Çöl, bu süreçten sonra ailenin yaşadıklarını ve kendi durumlarını ise şöyle açıkladı:
“Sürekli o ilk günkü feryatları kulağımızda, bize olan güveni. Teyzem 30 yıllık hekim. Öğrenciliğinden beri her zaman parmakla gösterilen insan. Vatanına, milletine hayırlı olmuş. Devlet memuru olarak görev vermiş, ülkesine faydada bulunmuş bir insan. Kızı da daha pırıl pırıl, 18 yaşında. Üniversite sınavlarında büyük başarı gösterecekti… Büyük bir üzüntü içindeyiz.

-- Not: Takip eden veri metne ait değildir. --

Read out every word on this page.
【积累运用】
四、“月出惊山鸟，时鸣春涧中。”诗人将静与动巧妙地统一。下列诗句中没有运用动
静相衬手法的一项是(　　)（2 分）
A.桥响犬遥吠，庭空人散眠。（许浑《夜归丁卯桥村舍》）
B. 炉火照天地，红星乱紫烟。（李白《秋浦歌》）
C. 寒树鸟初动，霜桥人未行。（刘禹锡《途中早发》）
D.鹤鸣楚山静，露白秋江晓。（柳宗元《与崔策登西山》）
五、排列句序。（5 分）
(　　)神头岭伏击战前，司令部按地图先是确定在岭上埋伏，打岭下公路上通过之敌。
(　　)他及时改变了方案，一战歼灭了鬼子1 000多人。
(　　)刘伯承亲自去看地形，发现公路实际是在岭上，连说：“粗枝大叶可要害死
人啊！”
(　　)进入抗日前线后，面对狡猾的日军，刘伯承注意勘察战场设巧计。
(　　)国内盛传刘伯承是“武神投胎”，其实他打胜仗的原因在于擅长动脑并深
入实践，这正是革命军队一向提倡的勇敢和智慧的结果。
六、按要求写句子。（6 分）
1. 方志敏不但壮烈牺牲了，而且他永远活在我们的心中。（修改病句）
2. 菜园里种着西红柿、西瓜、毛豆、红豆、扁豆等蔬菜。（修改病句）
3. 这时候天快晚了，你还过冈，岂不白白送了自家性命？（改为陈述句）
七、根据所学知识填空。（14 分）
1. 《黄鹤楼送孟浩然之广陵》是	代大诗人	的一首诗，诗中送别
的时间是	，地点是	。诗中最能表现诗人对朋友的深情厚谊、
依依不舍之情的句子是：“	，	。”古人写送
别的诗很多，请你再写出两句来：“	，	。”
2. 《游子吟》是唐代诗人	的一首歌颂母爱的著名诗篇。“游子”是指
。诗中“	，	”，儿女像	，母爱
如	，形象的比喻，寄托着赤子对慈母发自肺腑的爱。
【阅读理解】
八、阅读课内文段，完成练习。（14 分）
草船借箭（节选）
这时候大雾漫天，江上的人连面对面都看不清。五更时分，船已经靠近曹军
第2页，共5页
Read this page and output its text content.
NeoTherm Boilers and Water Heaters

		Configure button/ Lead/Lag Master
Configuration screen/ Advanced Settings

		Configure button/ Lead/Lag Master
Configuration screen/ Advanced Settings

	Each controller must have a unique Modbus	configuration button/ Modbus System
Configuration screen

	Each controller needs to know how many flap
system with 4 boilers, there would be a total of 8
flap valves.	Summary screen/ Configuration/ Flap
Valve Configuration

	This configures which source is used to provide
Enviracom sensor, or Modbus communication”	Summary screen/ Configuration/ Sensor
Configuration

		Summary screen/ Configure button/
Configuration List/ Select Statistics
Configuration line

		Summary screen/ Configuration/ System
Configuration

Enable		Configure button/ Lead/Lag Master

Artık olan bize ve bizim gibi bir sürü aileye oldu. Bundan sonraki tek tesellimiz, en azından… Bu deprem olacak, Türkiye bir deprem bölgesi. Çok farklı fay hatları, bizim bildiğimiz sadece 3 tane fay hattı var. Tek temennimiz, artık bunun önlemlerinin alınması. Çünkü çok fazla, bildiğimizden çok daha fazla can kaybettik. Sadece Antakya’da çok çok fazla can kaybettik, haberlerde duyduğumuzun belki kat kat fazlası.”